The treatment in this experiment is identical to that of experiment 1. A standard pedestrian warning sign with two RRFBs with the same light positioning, timing, and sequence was used. Each unit was dual indicated, with LEDs on the front and back. Each side of the beacon flashed in a wig-wag sequence (left light on followed by the right light on). Combined, the two LEDs flashed 190 times in the wig-wag sequence during a 30-s cycle. The devices were updated with Direct Aim® lighting and the momentary light bar (MLB).
Direct Aim® lighting angles the LED lights of preexisting units so that the lights, when activated, do not flash parallel to the roadway but rather flash at an angle that places oncoming traffic lanes in the direct path of the light (see figure 7). In the figure, the arrows on the left panel show perpendicular lighting, while the arrows on the right panel highlight Direct Aim®. This device was developed to accommodate the sensitive directivity of LED lights. That is, LED lights have a small angle of maximum visibility and effect. While new LED lighting systems mounted on emergency vehicles are parallel to the roadway and the vehicle, they remain effective in their purpose. The reason for this may be that their purpose is to alert all of those directly in front of them to pull off to the side of the roadway. However, it would seem impossible to place the RRFB lights directly in the path of oncoming traffic. The MLB device is an addition to Direct Aim® lighting. The MLB attaches below the Direct Aim® and is activated on a delay circuit. The delay allows any vehicles in close proximity to the activated crosswalk to clear the crosswalk. Once this has occurred, the MLB activates with a horizontal arrangement of intensely bright LEDs. After a moment, the MLB lights fade out.

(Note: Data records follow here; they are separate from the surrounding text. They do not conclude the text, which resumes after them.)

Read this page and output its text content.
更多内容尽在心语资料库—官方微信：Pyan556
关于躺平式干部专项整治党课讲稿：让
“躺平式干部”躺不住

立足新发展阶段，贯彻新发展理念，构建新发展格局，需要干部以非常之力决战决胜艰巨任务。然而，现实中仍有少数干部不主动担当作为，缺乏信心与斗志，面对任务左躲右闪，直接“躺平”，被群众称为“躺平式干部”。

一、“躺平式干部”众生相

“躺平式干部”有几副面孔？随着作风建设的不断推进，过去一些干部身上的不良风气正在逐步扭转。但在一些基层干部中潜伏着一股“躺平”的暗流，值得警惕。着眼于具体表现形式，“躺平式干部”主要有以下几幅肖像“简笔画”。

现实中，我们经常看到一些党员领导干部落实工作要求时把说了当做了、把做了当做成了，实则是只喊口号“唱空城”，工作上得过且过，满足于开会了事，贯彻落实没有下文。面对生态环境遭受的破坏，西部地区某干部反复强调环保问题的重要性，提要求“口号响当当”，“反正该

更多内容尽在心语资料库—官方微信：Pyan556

In this study, an alternating treatment design was employed to record driver yielding percentages in an evaluation of two devices in an effort to further increase driver yielding to pedestrians at a single midblock crossing. The alternating treatment design was chosen due to its ability to evaluate multiple treatments while offering experimental control. This is accomplished by rapidly alternating between two or more different treatments in succession after an initial stable baseline has been achieved. The design allows for the alleviation of any possible confounding or nuisance variables.(13) First, baseline data were collected by having staged pedestrians (researchers) cross as the drivers' yielding behavior was recorded for three datasheets, each consisting of 20 crossings. After this, data were collected on the preexisting RRFB device for a total of 70 crossings following the baseline at 7, 30, 270, and 365 days. The third stage involved the installation of Direct Aim® LED lights along with an MLB to the RRFB.
Figure 7. Photo. Perpendicular lighting (left panel) and Direct Aim® lighting (right panel).

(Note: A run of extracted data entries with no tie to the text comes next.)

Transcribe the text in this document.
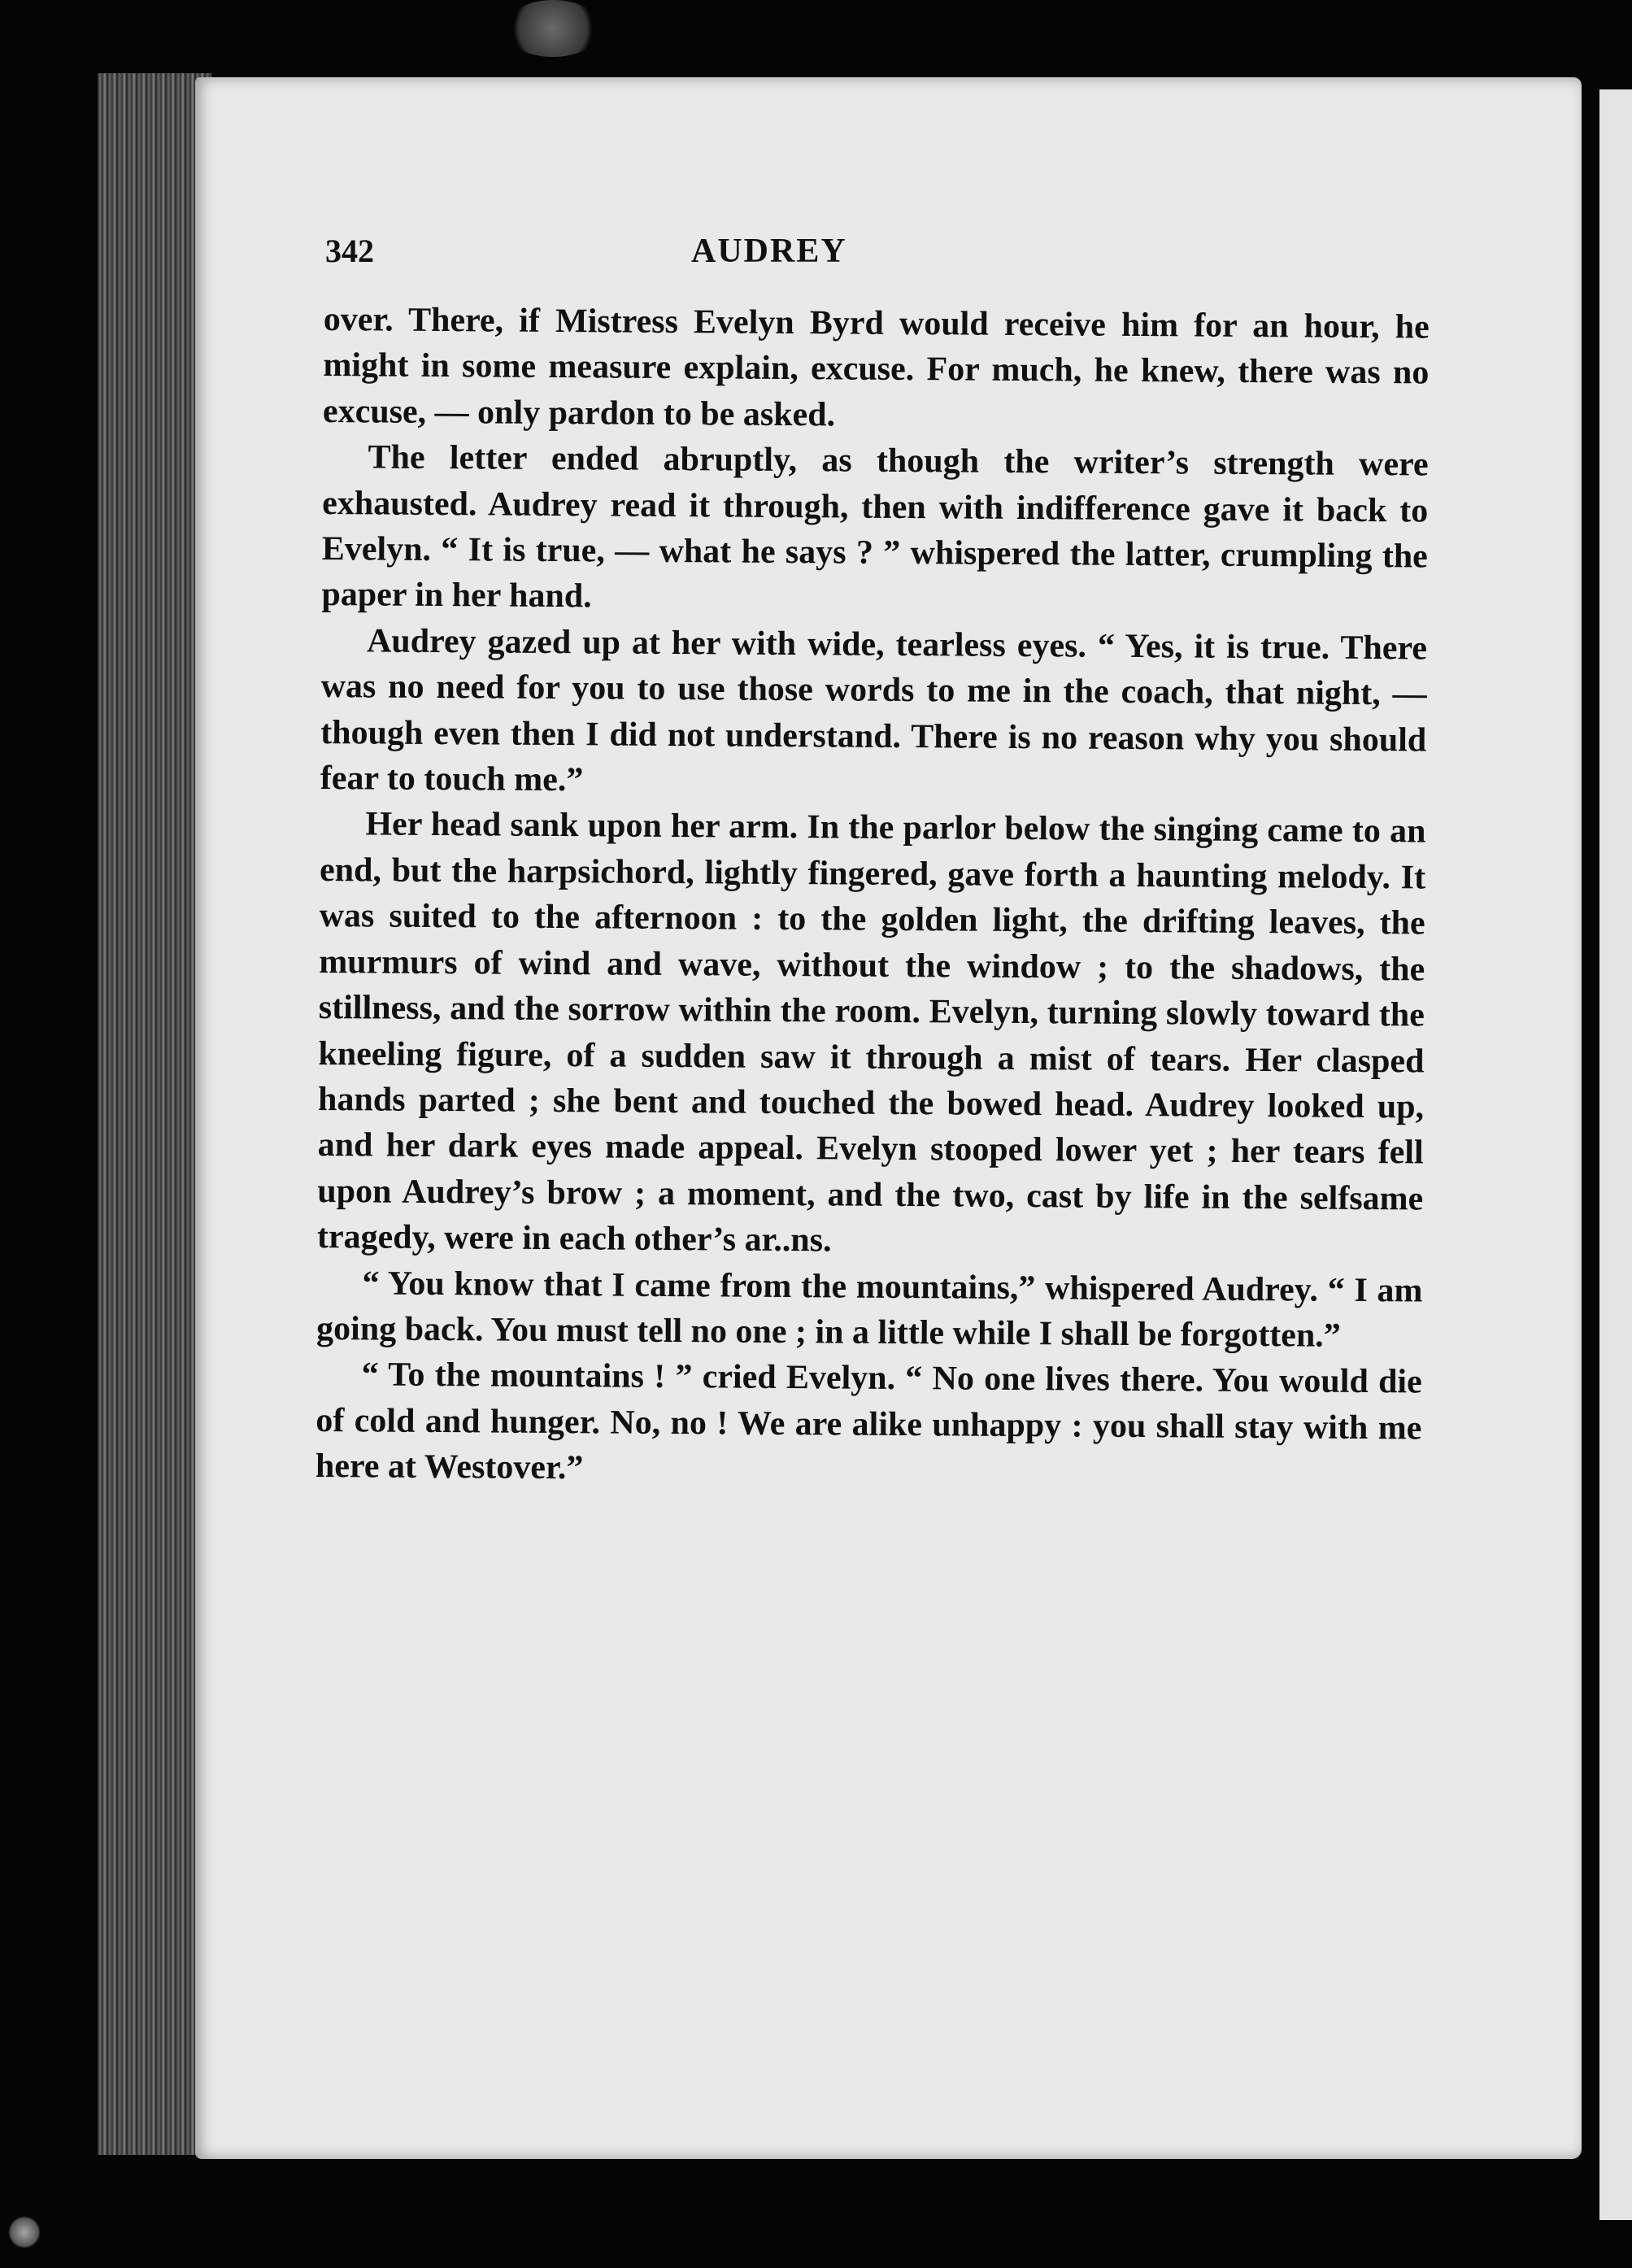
342	AUDREY

over. There, if Mistress Evelyn Byrd would receive him for an hour, he might in some measure explain, excuse. For much, he knew, there was no excuse, — only pardon to be asked.

The letter ended abruptly, as though the writer’s strength were exhausted. Audrey read it through, then with indifference gave it back to Evelyn. “ It is true, — what he says ? ” whispered the latter, crumpling the paper in her hand.

Audrey gazed up at her with wide, tearless eyes. “ Yes, it is true. There was no need for you to use those words to me in the coach, that night, — though even then I did not understand. There is no reason why you should fear to touch me.”

Her head sank upon her arm. In the parlor below the singing came to an end, but the harpsichord, lightly fingered, gave forth a haunting melody. It was suited to the afternoon : to the golden light, the drifting leaves, the murmurs of wind and wave, without the window ; to the shadows, the stillness, and the sorrow within the room. Evelyn, turning slowly toward the kneeling figure, of a sudden saw it through a mist of tears. Her clasped hands parted ; she bent and touched the bowed head. Audrey looked up, and her dark eyes made appeal. Evelyn stooped lower yet ; her tears fell upon Audrey’s brow ; a moment, and the two, cast by life in the selfsame tragedy, were in each other’s ar..ns.

“ You know that I came from the mountains,” whispered Audrey. “ I am going back. You must tell no one ; in a little while I shall be forgotten.”

“ To the mountains ! ” cried Evelyn. “ No one lives there. You would die of cold and hunger. No, no ! We are alike unhappy : you shall stay with me here at Westover.”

The MLB device was installed with a cutoff switch to allow for a quick transition between Direct Aim® and Direct Aim® plus MLB. A coin flip was used to decide which device was to be evaluated first. After Direct Aim® was evaluated for 20 crossings, the switch was flipped, and the MLB was evaluated for 20 more crossings. This collection procedure was reproduced 5 times per condition, producing 100 crossings per condition.
A z-test for proportions was used to test for differences. The percentage of drivers yielding in the RRFB with the Direct Aim® condition did not differ from the percentage yielding in the Direct Aim® plus MLB condition at the 0.05 level (z = 0.43 with 66.6 percent confidence level one tail test). However, the RRFB with Direct Aim® was associated with higher yielding than the parallel aim RRFB at the 0.05 level (z = 1.74 with 95.9 percent confidence level one tail test).
The percentage of drivers who yielded to pedestrians during the baseline condition was zero percent. The average yielding compliance 7 days after RRFB installation increased to 33 percent. Yielding compliance continued to increase to 72 percent 30 days after installation. Average yielding compliance was 69 percent after 180 days and remained unchanged 270 days after installation. Yielding compliance 365 days after installation averaged 80 percent (see figure 8). The average yielding compliance during the duration of the RRFB with perpendicular lighting was about 80 percent.
The change from perpendicular LEDs to Direct Aim® lighting produced an average increase of 89 percent. Sessions including the MLB produced an average of 86 percent. These averages included 100 crossings per condition.
Figure 8. Graph. Yielding compliance for experiment 4 located at 4th Street and 18th Avenue S in St. Petersburg, FL.